Comment by 0xbadcafebee

3 days ago

With only 10 large metro-areas destroyed, there are still other very large cities and metro areas. Phoenix, Houston, San Antonio, Dallas, Fort Worth, Jacksonville, all have over 1M people. San Jose, Austin, Charlotte, Columbus, Indianapolis, Seattle, Denver, Oklahoma City, Nashville, all have from 700K-1M. And there's 20 more with 500K+ people. We have a big-ass country. Military and national guard are spread all over, as well as "industry" that is tapped in time of war (we don't have much of it left, but enough to be useful)

I'm not defending whatever OP's point was, I'm just saying we would have a whole lot of people left. Very few resources, and very poorly distributed, but a lot of people. If we lost 40% of the population it would still be a lot of people.

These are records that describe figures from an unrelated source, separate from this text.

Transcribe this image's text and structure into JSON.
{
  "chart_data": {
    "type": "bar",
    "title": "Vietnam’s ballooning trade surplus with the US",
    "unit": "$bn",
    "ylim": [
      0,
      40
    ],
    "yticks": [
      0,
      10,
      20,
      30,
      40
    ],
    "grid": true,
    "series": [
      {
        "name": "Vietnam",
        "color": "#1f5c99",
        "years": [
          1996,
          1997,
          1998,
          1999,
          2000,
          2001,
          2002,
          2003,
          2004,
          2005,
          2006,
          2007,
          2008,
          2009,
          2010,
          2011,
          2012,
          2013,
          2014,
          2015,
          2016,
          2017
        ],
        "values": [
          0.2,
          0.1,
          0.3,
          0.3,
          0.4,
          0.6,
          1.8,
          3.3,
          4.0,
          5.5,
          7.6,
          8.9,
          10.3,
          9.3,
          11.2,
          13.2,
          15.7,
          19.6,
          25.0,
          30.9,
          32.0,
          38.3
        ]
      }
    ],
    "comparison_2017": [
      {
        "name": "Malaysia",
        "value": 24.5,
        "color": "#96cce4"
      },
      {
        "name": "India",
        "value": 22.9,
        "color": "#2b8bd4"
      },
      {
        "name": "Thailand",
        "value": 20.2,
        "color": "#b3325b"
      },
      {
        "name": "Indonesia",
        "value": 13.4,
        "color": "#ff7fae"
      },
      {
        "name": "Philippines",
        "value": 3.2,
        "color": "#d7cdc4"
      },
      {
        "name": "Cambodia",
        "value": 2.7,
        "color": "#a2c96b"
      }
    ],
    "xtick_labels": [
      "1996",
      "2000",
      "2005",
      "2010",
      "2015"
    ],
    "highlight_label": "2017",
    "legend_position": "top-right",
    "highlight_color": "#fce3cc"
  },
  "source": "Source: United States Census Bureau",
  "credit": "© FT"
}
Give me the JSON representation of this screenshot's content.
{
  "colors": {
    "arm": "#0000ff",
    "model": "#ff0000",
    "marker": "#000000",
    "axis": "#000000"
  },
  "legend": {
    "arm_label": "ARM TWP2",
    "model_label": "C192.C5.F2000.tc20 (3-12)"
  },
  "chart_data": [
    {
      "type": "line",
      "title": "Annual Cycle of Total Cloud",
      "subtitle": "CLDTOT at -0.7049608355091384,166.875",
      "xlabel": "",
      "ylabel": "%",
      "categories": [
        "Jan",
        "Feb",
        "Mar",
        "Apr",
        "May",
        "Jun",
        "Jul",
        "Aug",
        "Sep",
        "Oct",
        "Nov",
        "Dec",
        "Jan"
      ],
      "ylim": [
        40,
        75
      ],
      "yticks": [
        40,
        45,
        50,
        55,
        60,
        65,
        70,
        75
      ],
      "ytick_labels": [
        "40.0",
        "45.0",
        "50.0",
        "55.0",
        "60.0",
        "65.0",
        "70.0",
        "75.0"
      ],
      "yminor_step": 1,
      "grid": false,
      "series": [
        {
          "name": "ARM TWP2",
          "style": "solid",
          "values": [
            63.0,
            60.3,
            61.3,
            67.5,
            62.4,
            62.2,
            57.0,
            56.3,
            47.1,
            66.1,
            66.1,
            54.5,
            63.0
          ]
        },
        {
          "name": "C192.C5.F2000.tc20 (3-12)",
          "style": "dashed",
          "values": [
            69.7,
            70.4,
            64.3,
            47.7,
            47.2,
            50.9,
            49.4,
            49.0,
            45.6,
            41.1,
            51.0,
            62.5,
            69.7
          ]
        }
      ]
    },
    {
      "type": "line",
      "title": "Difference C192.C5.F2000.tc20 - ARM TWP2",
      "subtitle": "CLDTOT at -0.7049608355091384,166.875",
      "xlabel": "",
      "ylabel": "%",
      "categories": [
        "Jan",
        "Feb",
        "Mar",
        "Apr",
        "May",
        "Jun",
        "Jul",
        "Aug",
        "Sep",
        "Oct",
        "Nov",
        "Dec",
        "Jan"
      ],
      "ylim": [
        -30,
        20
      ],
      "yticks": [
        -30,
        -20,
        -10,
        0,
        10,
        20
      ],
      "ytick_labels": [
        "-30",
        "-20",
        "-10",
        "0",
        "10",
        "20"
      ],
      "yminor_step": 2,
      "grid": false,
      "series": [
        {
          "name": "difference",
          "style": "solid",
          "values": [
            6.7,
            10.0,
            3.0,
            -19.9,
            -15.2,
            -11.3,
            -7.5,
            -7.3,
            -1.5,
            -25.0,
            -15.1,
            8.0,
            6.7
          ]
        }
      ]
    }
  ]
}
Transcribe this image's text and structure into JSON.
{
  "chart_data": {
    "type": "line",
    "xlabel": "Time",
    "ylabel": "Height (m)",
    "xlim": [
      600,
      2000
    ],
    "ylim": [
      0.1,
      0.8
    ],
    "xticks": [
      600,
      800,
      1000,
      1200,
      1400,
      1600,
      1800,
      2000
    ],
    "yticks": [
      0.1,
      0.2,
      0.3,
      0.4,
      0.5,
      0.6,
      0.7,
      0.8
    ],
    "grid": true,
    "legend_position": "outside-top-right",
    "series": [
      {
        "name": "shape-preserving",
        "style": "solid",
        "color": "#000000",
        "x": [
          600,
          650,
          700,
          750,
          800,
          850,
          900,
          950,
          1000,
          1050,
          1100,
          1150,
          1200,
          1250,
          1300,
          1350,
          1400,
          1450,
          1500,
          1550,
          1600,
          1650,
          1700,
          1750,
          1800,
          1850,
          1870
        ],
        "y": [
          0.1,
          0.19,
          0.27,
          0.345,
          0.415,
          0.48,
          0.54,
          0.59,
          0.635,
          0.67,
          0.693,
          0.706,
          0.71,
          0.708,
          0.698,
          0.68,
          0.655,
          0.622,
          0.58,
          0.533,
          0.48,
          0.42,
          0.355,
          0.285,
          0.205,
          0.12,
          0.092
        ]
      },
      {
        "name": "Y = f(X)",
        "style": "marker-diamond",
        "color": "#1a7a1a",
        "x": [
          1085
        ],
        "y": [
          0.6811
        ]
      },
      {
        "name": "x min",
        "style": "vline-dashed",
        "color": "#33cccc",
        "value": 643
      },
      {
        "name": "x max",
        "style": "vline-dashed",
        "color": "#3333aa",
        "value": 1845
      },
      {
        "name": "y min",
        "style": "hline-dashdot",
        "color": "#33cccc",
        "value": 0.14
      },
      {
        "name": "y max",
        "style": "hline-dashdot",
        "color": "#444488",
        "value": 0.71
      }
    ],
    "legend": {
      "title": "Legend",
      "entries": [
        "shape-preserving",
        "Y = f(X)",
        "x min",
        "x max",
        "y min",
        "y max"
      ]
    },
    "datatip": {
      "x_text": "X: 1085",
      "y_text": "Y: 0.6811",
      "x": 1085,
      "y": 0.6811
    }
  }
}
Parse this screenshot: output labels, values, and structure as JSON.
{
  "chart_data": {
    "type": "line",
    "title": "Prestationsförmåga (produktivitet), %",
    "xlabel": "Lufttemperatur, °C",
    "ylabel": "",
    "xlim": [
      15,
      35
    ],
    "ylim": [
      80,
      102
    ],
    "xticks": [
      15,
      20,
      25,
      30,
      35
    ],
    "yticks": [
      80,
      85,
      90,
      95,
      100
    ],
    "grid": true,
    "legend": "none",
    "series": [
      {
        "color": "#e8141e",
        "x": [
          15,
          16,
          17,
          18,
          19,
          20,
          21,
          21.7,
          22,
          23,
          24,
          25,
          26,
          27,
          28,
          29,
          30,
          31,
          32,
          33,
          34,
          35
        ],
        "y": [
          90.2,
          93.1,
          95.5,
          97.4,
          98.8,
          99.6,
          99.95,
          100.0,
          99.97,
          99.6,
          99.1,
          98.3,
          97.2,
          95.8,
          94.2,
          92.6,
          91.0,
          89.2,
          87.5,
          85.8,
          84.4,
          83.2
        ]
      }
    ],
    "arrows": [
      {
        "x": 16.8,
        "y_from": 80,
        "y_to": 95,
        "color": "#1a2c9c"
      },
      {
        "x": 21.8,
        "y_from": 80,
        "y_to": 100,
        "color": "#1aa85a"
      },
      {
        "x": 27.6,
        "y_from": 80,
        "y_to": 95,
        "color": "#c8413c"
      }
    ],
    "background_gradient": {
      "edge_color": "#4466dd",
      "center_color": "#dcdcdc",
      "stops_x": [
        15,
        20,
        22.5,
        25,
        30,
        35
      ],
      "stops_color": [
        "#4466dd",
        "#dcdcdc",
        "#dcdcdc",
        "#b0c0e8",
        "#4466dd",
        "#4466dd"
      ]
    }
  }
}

I think the 10 U.S. metro number itself is somewhat arbitrary here. It’s impossible to say precisely without looking at all parties’ deployed warhead counts and operational plans, but I have seen estimates that put the number of direct casualties over 100 million. (Russia and the United States each have well over 1000 warheads deployed.)

I do accept that towns far from both major metropolitan areas and high value military targets could survive. However, the short term social impact of supply shortages and the longer term agricultural effects of atmospheric changes are difficult to predict.